With 50%, both models show significant improvement. The GNN (Accuracy: 0.82, F1: 0.54) continues to produce predictions that closely resemble the ground truth. The Diffusion model (Accuracy: 0.76, F1: 0.58) also improves substantially, with its F1-score becoming comparable to the GNN, indicating better balance in its predictions.
Conclusion
This demo highlights the effectiveness of graph-based models, such as Diffusion Classifiers and Graph Neural Networks, for cell type prediction in spatial transcriptomics data. By leveraging spatial relationships, these models can infer cell types even with limited ground truth labels. The benchmarking results and spatial visualizations underscore the importance of spatial context for accurate biological interpretation and show how performance improves with increasing amounts of labeled data. Crucially, the inclusion of “shuffled” models provides a vital baseline, confirming that the observed performance gains are indeed due to the models learning meaningful spatial relationships rather than merely fitting to random label distributions.
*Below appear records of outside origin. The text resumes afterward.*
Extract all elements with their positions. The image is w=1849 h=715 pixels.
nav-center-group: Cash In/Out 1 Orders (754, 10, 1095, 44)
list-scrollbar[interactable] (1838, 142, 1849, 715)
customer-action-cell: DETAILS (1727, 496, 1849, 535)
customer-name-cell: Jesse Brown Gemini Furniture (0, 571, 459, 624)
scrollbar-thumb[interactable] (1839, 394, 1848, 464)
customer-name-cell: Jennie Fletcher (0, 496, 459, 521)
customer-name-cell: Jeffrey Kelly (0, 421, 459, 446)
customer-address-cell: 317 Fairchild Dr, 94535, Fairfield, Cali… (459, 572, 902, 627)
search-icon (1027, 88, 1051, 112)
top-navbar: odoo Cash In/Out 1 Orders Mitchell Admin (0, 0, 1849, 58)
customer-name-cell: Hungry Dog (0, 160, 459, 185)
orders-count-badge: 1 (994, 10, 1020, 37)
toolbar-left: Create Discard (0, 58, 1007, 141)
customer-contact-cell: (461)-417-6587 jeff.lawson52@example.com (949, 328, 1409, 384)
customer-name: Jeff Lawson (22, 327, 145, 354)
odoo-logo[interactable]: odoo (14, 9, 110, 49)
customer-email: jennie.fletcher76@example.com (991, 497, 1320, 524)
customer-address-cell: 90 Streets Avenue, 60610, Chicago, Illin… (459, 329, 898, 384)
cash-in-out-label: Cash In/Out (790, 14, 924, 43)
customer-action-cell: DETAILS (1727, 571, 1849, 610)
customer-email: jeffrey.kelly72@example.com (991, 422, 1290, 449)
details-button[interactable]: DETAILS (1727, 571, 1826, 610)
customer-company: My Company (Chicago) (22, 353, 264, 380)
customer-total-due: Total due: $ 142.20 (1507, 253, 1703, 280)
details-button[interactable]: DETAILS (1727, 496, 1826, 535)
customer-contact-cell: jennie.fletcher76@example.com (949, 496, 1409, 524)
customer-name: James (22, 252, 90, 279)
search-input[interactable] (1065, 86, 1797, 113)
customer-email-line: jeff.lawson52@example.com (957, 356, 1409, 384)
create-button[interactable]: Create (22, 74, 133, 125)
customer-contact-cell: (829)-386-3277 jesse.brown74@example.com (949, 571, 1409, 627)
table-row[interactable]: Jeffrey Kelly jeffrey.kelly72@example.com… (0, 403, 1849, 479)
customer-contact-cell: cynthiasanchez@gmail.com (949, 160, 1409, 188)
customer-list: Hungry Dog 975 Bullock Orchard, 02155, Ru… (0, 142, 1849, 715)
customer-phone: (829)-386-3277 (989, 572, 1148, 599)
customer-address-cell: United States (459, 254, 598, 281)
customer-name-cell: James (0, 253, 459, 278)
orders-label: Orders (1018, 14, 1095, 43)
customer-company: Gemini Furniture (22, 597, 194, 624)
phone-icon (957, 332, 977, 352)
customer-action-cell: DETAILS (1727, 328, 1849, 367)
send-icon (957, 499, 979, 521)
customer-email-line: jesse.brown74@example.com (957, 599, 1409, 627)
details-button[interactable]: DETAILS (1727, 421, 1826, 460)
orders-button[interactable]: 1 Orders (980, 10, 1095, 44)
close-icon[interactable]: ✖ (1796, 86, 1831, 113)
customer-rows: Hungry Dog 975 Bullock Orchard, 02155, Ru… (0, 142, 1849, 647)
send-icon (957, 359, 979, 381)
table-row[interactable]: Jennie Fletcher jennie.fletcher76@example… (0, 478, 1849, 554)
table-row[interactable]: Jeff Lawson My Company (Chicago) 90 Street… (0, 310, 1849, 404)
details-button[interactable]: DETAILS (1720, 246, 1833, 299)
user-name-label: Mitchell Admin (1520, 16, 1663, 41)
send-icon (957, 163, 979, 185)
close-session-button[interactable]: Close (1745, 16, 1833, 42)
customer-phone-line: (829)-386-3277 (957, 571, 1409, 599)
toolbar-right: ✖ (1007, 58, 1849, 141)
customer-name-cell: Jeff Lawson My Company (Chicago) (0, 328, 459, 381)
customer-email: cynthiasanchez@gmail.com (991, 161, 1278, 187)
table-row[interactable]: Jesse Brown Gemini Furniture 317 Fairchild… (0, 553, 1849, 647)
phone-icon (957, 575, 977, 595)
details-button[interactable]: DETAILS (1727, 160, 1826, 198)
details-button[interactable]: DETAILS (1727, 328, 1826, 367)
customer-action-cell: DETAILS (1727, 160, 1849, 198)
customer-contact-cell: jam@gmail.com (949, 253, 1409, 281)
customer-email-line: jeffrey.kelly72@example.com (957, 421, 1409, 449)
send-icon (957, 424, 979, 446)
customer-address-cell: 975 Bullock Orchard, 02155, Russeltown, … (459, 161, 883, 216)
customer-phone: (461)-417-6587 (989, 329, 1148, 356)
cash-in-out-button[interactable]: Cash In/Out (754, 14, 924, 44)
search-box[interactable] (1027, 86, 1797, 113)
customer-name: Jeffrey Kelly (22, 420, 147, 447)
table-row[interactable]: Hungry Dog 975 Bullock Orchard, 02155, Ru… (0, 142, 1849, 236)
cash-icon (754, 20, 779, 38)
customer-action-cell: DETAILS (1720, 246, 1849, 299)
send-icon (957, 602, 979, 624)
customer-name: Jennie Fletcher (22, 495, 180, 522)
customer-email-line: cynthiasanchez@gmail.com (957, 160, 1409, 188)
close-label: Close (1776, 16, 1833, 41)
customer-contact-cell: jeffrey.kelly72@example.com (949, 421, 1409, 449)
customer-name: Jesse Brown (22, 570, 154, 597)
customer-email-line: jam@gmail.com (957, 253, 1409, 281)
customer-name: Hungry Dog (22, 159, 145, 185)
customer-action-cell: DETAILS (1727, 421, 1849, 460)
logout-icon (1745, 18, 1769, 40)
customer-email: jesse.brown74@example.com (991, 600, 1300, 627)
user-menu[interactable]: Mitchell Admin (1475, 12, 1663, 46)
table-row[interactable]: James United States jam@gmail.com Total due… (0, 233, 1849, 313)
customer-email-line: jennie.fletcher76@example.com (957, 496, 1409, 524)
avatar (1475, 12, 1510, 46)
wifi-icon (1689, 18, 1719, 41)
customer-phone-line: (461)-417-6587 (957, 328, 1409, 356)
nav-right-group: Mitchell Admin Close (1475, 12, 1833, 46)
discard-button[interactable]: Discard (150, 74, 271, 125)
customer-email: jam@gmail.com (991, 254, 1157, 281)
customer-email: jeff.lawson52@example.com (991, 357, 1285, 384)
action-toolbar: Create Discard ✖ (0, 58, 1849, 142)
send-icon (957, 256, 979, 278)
It’s notable that the GNN, which explicitly accounts for cell features, generally performs better in this case than the Diffusion model, which does not. This improved performance comes with the trade-off of requiring considerably more effort for hyperparameter tuning. While allowing some overfitting might be acceptable for a single sample demonstration, real-world applications would need careful tuning to ensure robustness.
In a practical scenario, a similar approach could be used with a matched set of phenotyped cells to predict the identity of other, lower-quality ones. Although this example uses random spatial subsampling, which differs from the non-random spatial distribution of low-coverage cells that might be found in real-world datasets, the method could still prove valuable.